Create a Signing Key Pair

The creation of a Signing Key Pair is a programming language specific process. It can be an easy self-signed private key or a fully authorized key with a certificate from a well-known Certification Authority. As a example we show a typical process using the JVM keytool.

  • Create a self-signed key pair valid for one year:keytool -genkey -keyalg RSA -alias <your_alias> -keystore <keystore_file> -storepass <password> -validity 365 -keysize 2048
  • Export the public key used for signing the JWT assertion:keytool -exportcert -alias <your_alias> -file <filename> -keystore <keystore_file> -storepass <password>

Configuring IDCS

In IDCS we have to configure a Confidential Application and install the Signing Certificate in IDCS:

  1. Create the Confidential Application – This can be easily done in the Applications part of IDCS (for details see IDCS Confidential Client Creation).

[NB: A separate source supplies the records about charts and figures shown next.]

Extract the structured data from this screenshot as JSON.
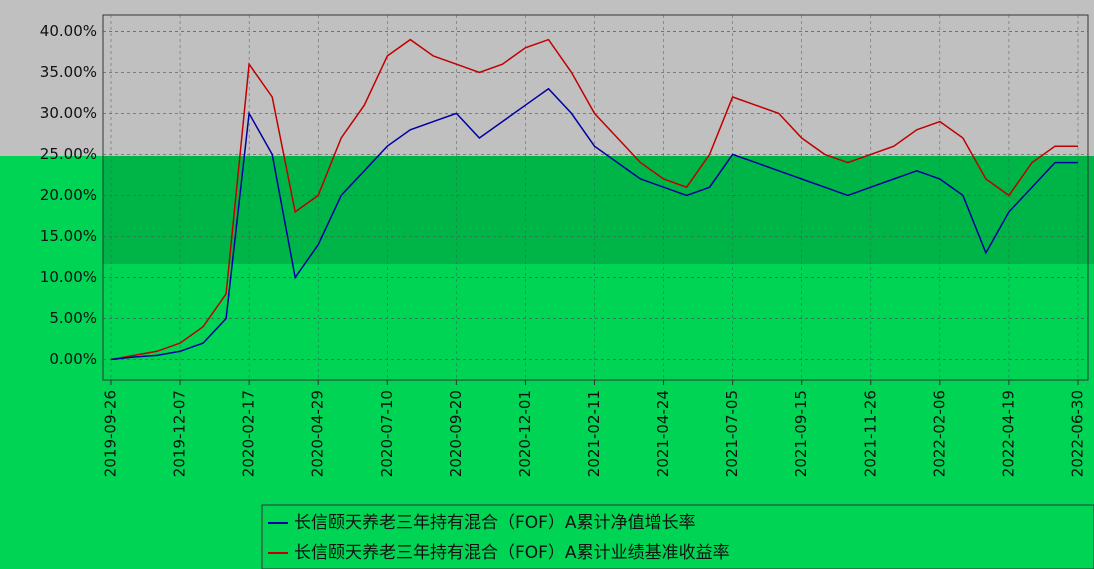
{
  "chart_data": {
    "type": "line",
    "categories": [
      "2019-09-26",
      null,
      null,
      "2019-12-07",
      null,
      null,
      "2020-02-17",
      null,
      null,
      "2020-04-29",
      null,
      null,
      "2020-07-10",
      null,
      null,
      "2020-09-20",
      null,
      null,
      "2020-12-01",
      null,
      null,
      "2021-02-11",
      null,
      null,
      "2021-04-24",
      null,
      null,
      "2021-07-05",
      null,
      null,
      "2021-09-15",
      null,
      null,
      "2021-11-26",
      null,
      null,
      "2022-02-06",
      null,
      null,
      "2022-04-19",
      null,
      null,
      "2022-06-30"
    ],
    "series": [
      {
        "name": "长信颐天养老三年持有混合（FOF）A累计净值增长率",
        "color": "#0000a0",
        "values": [
          0,
          0.3,
          0.5,
          1,
          2,
          5,
          30,
          25,
          10,
          14,
          20,
          23,
          26,
          28,
          29,
          30,
          27,
          29,
          31,
          33,
          30,
          26,
          24,
          22,
          21,
          20,
          21,
          25,
          24,
          23,
          22,
          21,
          20,
          21,
          22,
          23,
          22,
          20,
          13,
          18,
          21,
          24,
          24
        ]
      },
      {
        "name": "长信颐天养老三年持有混合（FOF）A累计业绩基准收益率",
        "color": "#c00000",
        "values": [
          0,
          0.5,
          1,
          2,
          4,
          8,
          36,
          32,
          18,
          20,
          27,
          31,
          37,
          39,
          37,
          36,
          35,
          36,
          38,
          39,
          35,
          30,
          27,
          24,
          22,
          21,
          25,
          32,
          31,
          30,
          27,
          25,
          24,
          25,
          26,
          28,
          29,
          27,
          22,
          20,
          24,
          26,
          26
        ]
      }
    ],
    "ylim": [
      -2.5,
      42
    ],
    "yticks": [
      {
        "value": 0,
        "label": "0.00%"
      },
      {
        "value": 5,
        "label": "5.00%"
      },
      {
        "value": 10,
        "label": "10.00%"
      },
      {
        "value": 15,
        "label": "15.00%"
      },
      {
        "value": 20,
        "label": "20.00%"
      },
      {
        "value": 25,
        "label": "25.00%"
      },
      {
        "value": 30,
        "label": "30.00%"
      },
      {
        "value": 35,
        "label": "35.00%"
      },
      {
        "value": 40,
        "label": "40.00%"
      }
    ],
    "grid": true
  }
}
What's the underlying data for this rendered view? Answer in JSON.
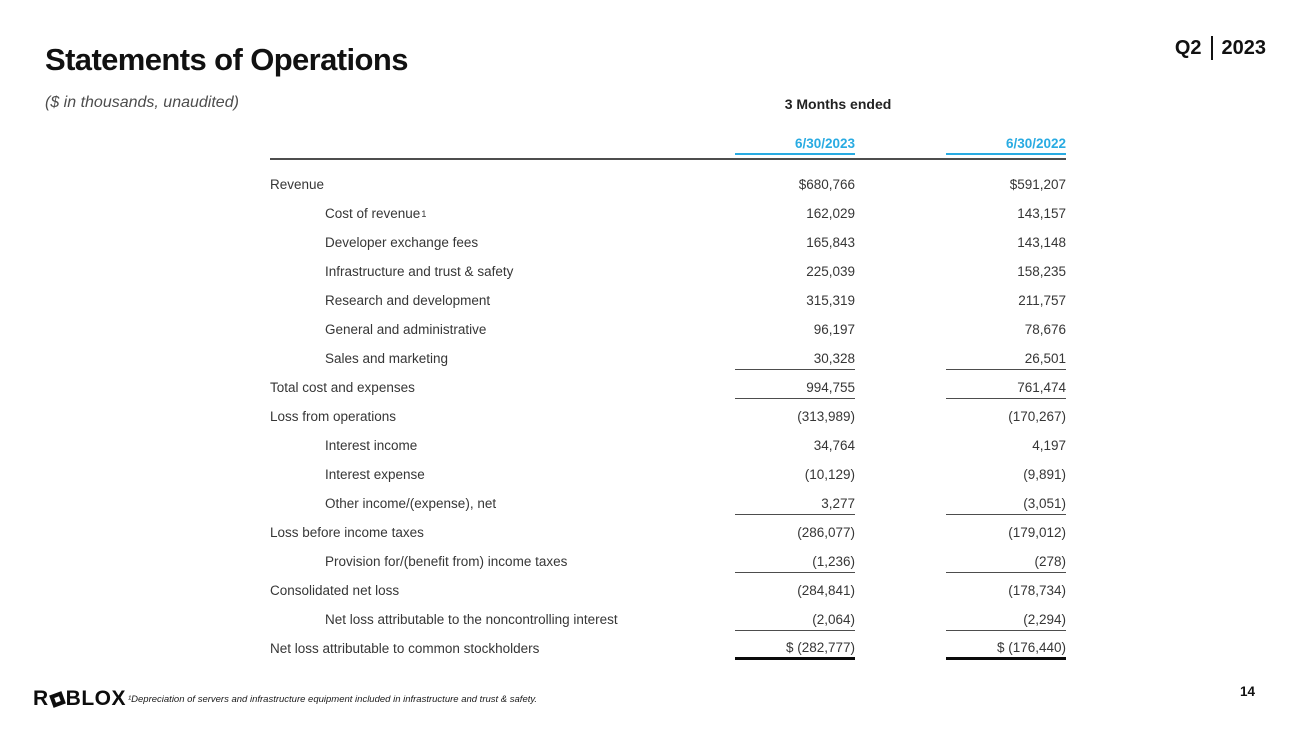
{
  "slide": {
    "title": "Statements of Operations",
    "subtitle": "($ in thousands, unaudited)",
    "quarter_label": "Q2",
    "year_label": "2023",
    "page_number": "14",
    "footnote": "¹Depreciation of servers and infrastructure equipment included in infrastructure and trust & safety.",
    "logo": {
      "part1": "R",
      "part2": "BLOX",
      "mark": "roblox-tilted-square"
    },
    "accent_color": "#29ABE2"
  },
  "table": {
    "group_header": "3 Months ended",
    "columns": [
      "6/30/2023",
      "6/30/2022"
    ],
    "rows": [
      {
        "label": "Revenue",
        "sup": "",
        "indent": false,
        "v1": "$680,766",
        "v2": "$591,207",
        "underline": "none"
      },
      {
        "label": "Cost of revenue",
        "sup": "1",
        "indent": true,
        "v1": "162,029",
        "v2": "143,157",
        "underline": "none"
      },
      {
        "label": "Developer exchange fees",
        "sup": "",
        "indent": true,
        "v1": "165,843",
        "v2": "143,148",
        "underline": "none"
      },
      {
        "label": "Infrastructure and trust & safety",
        "sup": "",
        "indent": true,
        "v1": "225,039",
        "v2": "158,235",
        "underline": "none"
      },
      {
        "label": "Research and development",
        "sup": "",
        "indent": true,
        "v1": "315,319",
        "v2": "211,757",
        "underline": "none"
      },
      {
        "label": "General and administrative",
        "sup": "",
        "indent": true,
        "v1": "96,197",
        "v2": "78,676",
        "underline": "none"
      },
      {
        "label": "Sales and marketing",
        "sup": "",
        "indent": true,
        "v1": "30,328",
        "v2": "26,501",
        "underline": "thin"
      },
      {
        "label": "Total cost and expenses",
        "sup": "",
        "indent": false,
        "v1": "994,755",
        "v2": "761,474",
        "underline": "thin"
      },
      {
        "label": "Loss from operations",
        "sup": "",
        "indent": false,
        "v1": "(313,989)",
        "v2": "(170,267)",
        "underline": "none"
      },
      {
        "label": "Interest income",
        "sup": "",
        "indent": true,
        "v1": "34,764",
        "v2": "4,197",
        "underline": "none"
      },
      {
        "label": "Interest expense",
        "sup": "",
        "indent": true,
        "v1": "(10,129)",
        "v2": "(9,891)",
        "underline": "none"
      },
      {
        "label": "Other income/(expense), net",
        "sup": "",
        "indent": true,
        "v1": "3,277",
        "v2": "(3,051)",
        "underline": "thin"
      },
      {
        "label": "Loss before income taxes",
        "sup": "",
        "indent": false,
        "v1": "(286,077)",
        "v2": "(179,012)",
        "underline": "none"
      },
      {
        "label": "Provision for/(benefit from) income taxes",
        "sup": "",
        "indent": true,
        "v1": "(1,236)",
        "v2": "(278)",
        "underline": "thin"
      },
      {
        "label": "Consolidated net loss",
        "sup": "",
        "indent": false,
        "v1": "(284,841)",
        "v2": "(178,734)",
        "underline": "none"
      },
      {
        "label": "Net loss attributable to the noncontrolling interest",
        "sup": "",
        "indent": true,
        "v1": "(2,064)",
        "v2": "(2,294)",
        "underline": "thin"
      },
      {
        "label": "Net loss attributable to common stockholders",
        "sup": "",
        "indent": false,
        "v1": "$ (282,777)",
        "v2": "$ (176,440)",
        "underline": "thick"
      }
    ]
  }
}
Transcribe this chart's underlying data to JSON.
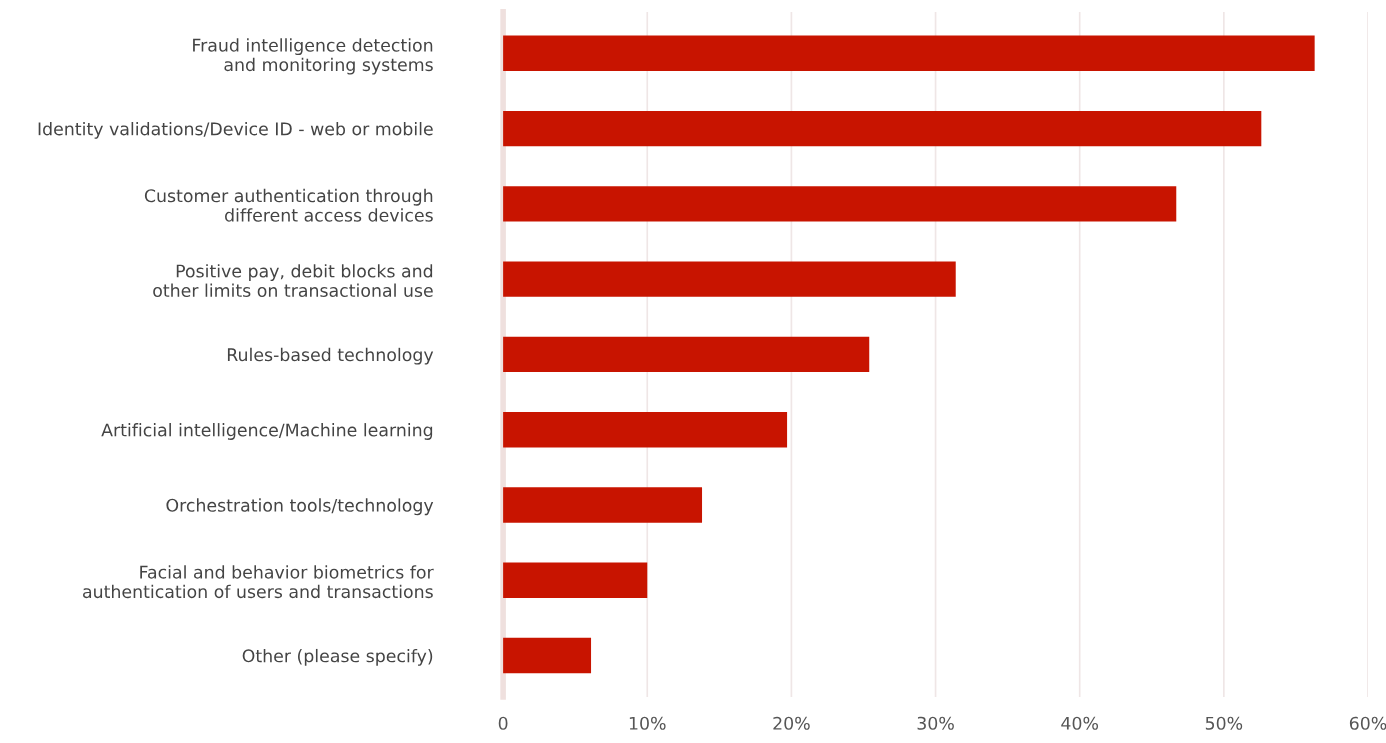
{
  "chart_data": {
    "type": "bar",
    "orientation": "horizontal",
    "categories": [
      "Fraud intelligence detection\nand monitoring systems",
      "Identity validations/Device ID - web or mobile",
      "Customer authentication through\ndifferent access devices",
      "Positive pay, debit blocks and\nother limits on transactional use",
      "Rules-based technology",
      "Artificial intelligence/Machine learning",
      "Orchestration tools/technology",
      "Facial and behavior biometrics for\nauthentication of users and transactions",
      "Other (please specify)"
    ],
    "values": [
      56.3,
      52.6,
      46.7,
      31.4,
      25.4,
      19.7,
      13.8,
      10.0,
      6.1
    ],
    "color": "#c81400",
    "xlim": [
      0,
      60
    ],
    "xticks": [
      0,
      {
        "value": 10,
        "label": "10%"
      },
      {
        "value": 20,
        "label": "20%"
      },
      {
        "value": 30,
        "label": "30%"
      },
      {
        "value": 40,
        "label": "40%"
      },
      {
        "value": 50,
        "label": "50%"
      },
      {
        "value": 60,
        "label": "60%"
      }
    ],
    "grid": "x"
  }
}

It is important to configure the signing certificate and add the partner application audience with the required scope.

    Please note that the Scope value of the Resource is a combination of the audience (specified in the aud claim) and the scope (specified in the call URL).
  2. Although we have configured the signing certificate in the Confidential Application, IDCS requires to configure the signing certificate as a Trusted Partner Certificate, too.

Create the User Assertion

A JWT is a Base64-encoded three part token (each part separated by a dot character ('.')): Header.Payload.Signature. The User Assertion itself is a JWT issued by the caller where the Payload has the following claims: Payload = { "sub": "<user_name>", "aud": [ "https://identity.oraclecloud.com/" ], "iss": "<issuer_id>", "exp": <token_lifetime>, "prn": "<user_name>", "iat": <time_issued>, "jti": "<unique JWT ID>" } When creating this JWT, we set the sub and prn claim to the username. The aud claim must include the IDCS audience https://identity.oracle.com/. The time stamp for the time issued (iat claim) is the time when the JWT has been created and the lifetime (exp claim) specifies how long the JWT is valid. This time frame can be quite small but should take some network latency into account. A value of 1-2 minutes is reasonable. The jti claim should be created by the JWT library you use to create and sign the JWT. The issuer value (iss claim) must be the client id taken from the IDCS Confidential Application!

To sign the JWT a private-public key pair is needed. This can be a self-signed or signed by a certificate authority, it must be a valid key pair and the public key certificate still valid and not expired. A good practice is to include this in a key management process and do the needed steps to update the certificate when needed.

Request an OAuth 2.0 Access Token from IDCS

Once we have the user assertion, we can call IDCS to request the Access Token, for example using curl: curl -i -H 'Authorization: Basic <base64Encoded clientid:secret>' -H 'Content-Type: application/x-www-form-urlencoded;charset=UTF-8' --request POST https://tenant-id.identity.oraclecloud.com/oauth2/v1/token -d 'grant_type=urn%3Aietf%3Aparams%3Aoauth%3Agrant-type%3Ajwt-bearer&assertion=<Base64 encoded user-assertion-value>&scope=<scope value>'

The result of the call is a JSON object of this format. { "access_token": "ey....", "token_type": "Bearer", "expires_in": 3600 } The access_token value holds the access token which must be used in the HTTP Authorization header for an API service call. Authorization: Bearer ey....


This article explained how to use the IDCS Assertion Grant flow to create an JWT access token for a specified user and application. This flow can be used reliably in many ways with any programming language or library. The Oracle Fusion Middleware stack supports many ways to implement this flow ranging from plain Java code as a Java EE Servlet, a Java Microprofile Code, using the Oracle Web Service Manager client library, or providing the security settings of a partner application in Oracle SOA Suite.